Helenas Geheimnis by Lucinda Riley

Helenas Geheimnis by Lucinda Riley

Autor:Lucinda Riley
Die sprache: deu
Format: epub
Herausgeber: Goldmann Verlag


Alex’ Tagebuch

23. Juli 2006

Wenn ich dann in die Schule komme, hoffe ich bloß, dass sie von mir nicht den üblichen Aufsatz über »Meine langweiligen Ferien« verlangen. Den könnte ich nämlich nicht schreiben. Weil meine nicht langweilig waren. Sie würden denken, ich hätte das alles frei erfunden. Ich würde mir etwas zusammenphantasieren. Was mir, um ehrlich zu sein, schon ein paarmal unterstellt wurde.

Ein kurzes Update über die Bewohner und Nichtbewohner von Pandora:

Sacha kam und ging wieder.

Dad kam, fuhr mit Sacha zum Flughafen und kam wieder.

Jules fuhr weg und kam wieder.

Chloë kam.

Michel kam mit ihr und ging wieder.

Dad fährt gleich wieder.

Mum fährt mit ihm.

Sadie ist weder gekommen noch gegangen.

Und ich auch nicht.

Heute Abend passt Jules auf uns Kinder auf, damit Mum und Dad zusammen essen gehen können. Eine Nachholfeier zum zehnten Hochzeitstag nach dem Fiasko neulich. Das ist ein gutes Zeichen.

Immerhin ist Chloë heute Abend zu Hause. Der mit dem Mädchennamen hat sie vor einer Stunde nach Hause gebracht, rechtzeitig zum Abendessen.
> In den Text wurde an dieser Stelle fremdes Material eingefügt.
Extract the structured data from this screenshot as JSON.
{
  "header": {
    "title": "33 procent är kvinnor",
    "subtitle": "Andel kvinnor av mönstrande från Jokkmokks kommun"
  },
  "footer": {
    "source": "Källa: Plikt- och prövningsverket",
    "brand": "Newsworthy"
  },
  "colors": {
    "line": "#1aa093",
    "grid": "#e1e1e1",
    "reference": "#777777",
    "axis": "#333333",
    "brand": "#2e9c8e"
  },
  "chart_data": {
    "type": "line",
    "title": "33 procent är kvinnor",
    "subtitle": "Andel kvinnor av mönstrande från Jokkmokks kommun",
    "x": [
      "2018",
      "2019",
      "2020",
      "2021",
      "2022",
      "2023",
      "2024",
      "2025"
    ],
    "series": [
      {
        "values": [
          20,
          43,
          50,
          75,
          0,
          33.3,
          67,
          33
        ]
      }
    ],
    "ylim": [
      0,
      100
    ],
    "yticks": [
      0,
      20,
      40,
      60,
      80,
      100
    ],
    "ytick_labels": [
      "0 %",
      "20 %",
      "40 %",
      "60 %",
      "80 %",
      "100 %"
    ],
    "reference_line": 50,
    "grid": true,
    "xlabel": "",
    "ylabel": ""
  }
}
Dieser »Michelle« sieht verdammt gut aus, das muss ich leider zugeben. Als er heute mit uns auf der Terrasse saß und Chloë ganz schüchtern tat und unter dem Tisch seine Hand hielt, habe ich ihn genau in Augenschein genommen. Er ist groß und schlank und hat einen dunklen Teint und die blauen Augen seines Vaters. Er sieht mir gar nicht ähnlich, und ich wäre wahrlich überrascht, wenn er sich tatsächlich als mein Halbbruder erweisen sollte.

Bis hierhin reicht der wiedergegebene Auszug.